Après avoir pris ces questions en compte, il convient d’aborder une autre série de questions importantes :

  • Comment trouver des idées pour ce programme ?
  • Comment savoir si l’édition à l’étude est fiable ?
  • Où trouver la meilleure édition ?
  • Où trouver une œuvre chorale écrite sur un texte précis ?
  • Comment trouver une liste complète des oeuvres d’un compositeur ?
  • Comment discerner au mieux les intentions musicales de compositeur ?
  • Comment savoir si une oeuvre est toujours publiée ?

Ces questions montrent le type de source que l’on a besoin de consulter.

Connaître la source la meilleure et la plus appropriée ainsi que disposer d’un système de recherche permettant de découvrir les bonnes sources permet au chef de choeur de trouver les réponses à l’ensemble de ces questions.

 

Sources Primaires et Sources Secondaires

L’on aborde les sources utilisées par le chef de choeur à deux niveaux : les sources primaires et les sources secondaires.  Les sources primaires sont des documents originaux, et c’est parce qu’elles constituent une information de première main qu’on les considère comme étant les sources les plus fiables en matière de recherches d’information.  Lorsque les données ne sont pas originales pour la personne qui les recherche elles deviennent des sources secondaires. Les sources secondaires présentent des degrés de similitude variables avec les sources primaires.  Elles varient également en terme de fiabilité du fait de leur plus grand niveau d’éloignement de la source originale et des différents niveaux de connaissance savante utilisés dans l’édition de la source secondaire.
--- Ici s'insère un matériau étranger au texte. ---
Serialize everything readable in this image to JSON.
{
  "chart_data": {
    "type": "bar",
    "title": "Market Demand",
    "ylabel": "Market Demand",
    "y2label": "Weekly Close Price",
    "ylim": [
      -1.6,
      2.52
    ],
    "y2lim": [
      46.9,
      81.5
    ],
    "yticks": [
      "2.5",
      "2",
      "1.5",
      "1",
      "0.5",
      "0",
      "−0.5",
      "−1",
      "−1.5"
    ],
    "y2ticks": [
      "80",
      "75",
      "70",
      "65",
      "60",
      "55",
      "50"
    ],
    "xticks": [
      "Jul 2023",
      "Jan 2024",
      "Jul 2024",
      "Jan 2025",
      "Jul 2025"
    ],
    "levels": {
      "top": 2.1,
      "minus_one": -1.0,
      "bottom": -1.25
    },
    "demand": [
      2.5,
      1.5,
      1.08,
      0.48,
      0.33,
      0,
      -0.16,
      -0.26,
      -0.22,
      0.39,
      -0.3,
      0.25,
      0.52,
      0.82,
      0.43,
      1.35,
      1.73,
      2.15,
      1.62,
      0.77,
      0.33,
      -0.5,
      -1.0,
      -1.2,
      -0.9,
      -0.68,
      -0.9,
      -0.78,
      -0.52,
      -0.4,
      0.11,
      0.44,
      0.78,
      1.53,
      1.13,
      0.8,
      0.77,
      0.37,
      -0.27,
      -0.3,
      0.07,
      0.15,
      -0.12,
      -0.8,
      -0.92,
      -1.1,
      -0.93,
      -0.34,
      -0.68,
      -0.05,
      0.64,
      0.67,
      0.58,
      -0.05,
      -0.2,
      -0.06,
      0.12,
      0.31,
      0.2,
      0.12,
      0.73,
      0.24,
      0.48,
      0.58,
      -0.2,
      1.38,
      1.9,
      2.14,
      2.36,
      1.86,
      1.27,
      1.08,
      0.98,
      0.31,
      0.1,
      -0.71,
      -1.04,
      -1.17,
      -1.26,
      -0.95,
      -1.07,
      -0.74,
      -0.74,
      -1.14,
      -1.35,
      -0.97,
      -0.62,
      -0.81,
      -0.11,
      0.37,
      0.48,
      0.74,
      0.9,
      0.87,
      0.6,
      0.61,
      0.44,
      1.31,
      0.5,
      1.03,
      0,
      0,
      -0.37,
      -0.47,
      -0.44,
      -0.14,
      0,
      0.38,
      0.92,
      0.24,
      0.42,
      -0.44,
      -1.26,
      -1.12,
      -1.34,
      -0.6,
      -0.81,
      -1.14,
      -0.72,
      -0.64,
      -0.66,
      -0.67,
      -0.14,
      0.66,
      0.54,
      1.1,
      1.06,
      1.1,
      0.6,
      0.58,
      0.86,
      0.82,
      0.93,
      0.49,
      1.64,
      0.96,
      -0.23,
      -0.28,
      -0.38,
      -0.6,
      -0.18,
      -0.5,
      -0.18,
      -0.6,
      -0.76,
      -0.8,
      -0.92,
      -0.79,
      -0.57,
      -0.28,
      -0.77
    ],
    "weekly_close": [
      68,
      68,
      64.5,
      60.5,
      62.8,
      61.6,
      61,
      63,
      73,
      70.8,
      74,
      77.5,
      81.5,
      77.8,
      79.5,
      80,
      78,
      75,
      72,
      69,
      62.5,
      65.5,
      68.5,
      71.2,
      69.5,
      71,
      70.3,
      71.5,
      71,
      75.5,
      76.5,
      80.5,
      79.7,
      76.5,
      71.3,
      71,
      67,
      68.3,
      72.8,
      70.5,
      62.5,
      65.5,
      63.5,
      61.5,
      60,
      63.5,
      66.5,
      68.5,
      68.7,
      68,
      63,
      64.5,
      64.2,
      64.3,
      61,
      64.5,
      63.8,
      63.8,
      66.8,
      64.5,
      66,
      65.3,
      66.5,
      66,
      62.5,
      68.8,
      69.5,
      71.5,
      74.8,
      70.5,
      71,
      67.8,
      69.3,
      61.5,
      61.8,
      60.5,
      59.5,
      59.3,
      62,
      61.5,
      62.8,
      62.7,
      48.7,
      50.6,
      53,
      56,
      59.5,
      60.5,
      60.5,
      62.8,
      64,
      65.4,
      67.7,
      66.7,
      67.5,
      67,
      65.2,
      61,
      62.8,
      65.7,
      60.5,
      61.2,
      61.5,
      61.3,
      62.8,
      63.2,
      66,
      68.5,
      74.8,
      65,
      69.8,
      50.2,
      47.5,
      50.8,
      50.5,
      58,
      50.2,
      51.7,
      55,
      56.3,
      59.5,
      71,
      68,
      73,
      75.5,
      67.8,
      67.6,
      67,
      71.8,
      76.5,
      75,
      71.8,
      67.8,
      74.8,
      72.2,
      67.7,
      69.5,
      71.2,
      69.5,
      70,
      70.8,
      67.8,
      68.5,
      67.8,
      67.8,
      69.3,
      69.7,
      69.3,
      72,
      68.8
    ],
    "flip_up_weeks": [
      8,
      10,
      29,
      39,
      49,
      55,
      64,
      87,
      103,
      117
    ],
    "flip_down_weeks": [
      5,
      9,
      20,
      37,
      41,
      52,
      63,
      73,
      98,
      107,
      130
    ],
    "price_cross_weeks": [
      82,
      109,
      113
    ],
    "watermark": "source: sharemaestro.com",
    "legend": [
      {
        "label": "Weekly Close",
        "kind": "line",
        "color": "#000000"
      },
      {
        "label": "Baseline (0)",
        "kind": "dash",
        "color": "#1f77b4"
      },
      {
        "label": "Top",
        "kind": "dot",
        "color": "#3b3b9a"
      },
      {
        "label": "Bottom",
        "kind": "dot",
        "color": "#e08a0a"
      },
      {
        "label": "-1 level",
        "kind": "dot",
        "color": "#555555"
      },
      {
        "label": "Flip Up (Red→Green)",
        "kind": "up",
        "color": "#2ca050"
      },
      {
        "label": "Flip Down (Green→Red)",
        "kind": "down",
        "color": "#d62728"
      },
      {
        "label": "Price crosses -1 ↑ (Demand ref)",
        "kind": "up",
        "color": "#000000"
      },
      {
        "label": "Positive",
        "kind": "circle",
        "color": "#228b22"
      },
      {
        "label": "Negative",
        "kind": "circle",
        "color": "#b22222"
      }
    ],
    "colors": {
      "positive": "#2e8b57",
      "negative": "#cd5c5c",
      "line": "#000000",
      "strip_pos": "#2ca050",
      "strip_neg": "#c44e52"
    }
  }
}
Les distinctions entre sources primaires et sources secondaires nécessitent de prendre en considération les questions suivantes avant de rechercher l’édition souhaitée :

  • La littérature recherchée mérite-t-elle l’étude de la source originale ?
  • Si oui, est-il possible de voir le manuscrit original ou bien un fac-similé ?
  • Dans le cas contraire, des éditions secondaires savantes sont-elles disponibles ?
  • Des éditions fiables sont-elles disponibles pour utilisation lors de représentations ?

 

Comprendre la Nature des Sources

Les chefs de choeur et les interprètes semblent travailler avec la source la plus importante : la partition musicale à proprement parler.  Cependant, toutes les sources musicales ne sont pas identiques.  La partition dans les mains du chef de choeur ou de l’interprète représente une étape inférieure, ou même de plusieurs points de vues inférieure par rapport à son état d’origine, à savoir le manuscrit original du compositeur.

Les informations dont nous disposons sur la musique proviennent de quatre sources principales :

  1. des pièces d’archive, tels que des programmes ou des journaux,
  2. des essais et des traités sur la théorie et la pratique de la musique,
  3. des biographies de compositeur ou des récits de leurs contemporains,
  4. la partition elle-même.

Certaines éditions sont plus précises que d’autres.  L’édition la plus correcte d’une partition est celle qui communique avec le plus de précisions les intentions finales du compositeur.  Friedrich Hänssler, ancien rédacteur principal de la maison d’édition Hänssler-Verlag de Stuttgart, Allemagne, déclare que l’édition idéale est celle qui « cherche à présenter fidèlement le dernier souhait du compositeur pour sa composition ». Cependant, le fait de déterminer les intentions exactes du compositeur n’est pas aussi simple que de procéder à une duplication précise du manuscrit original.  Ce procédé ne réussirait pas à transmettre au public moderne des sujets tels que le rapprochement des différences dans des versions dupliquées du manuscrit original, des différences dans la pratique notationnelle au temps du manuscrit original et de nos jours, et les interrogations concernant la représentation originale.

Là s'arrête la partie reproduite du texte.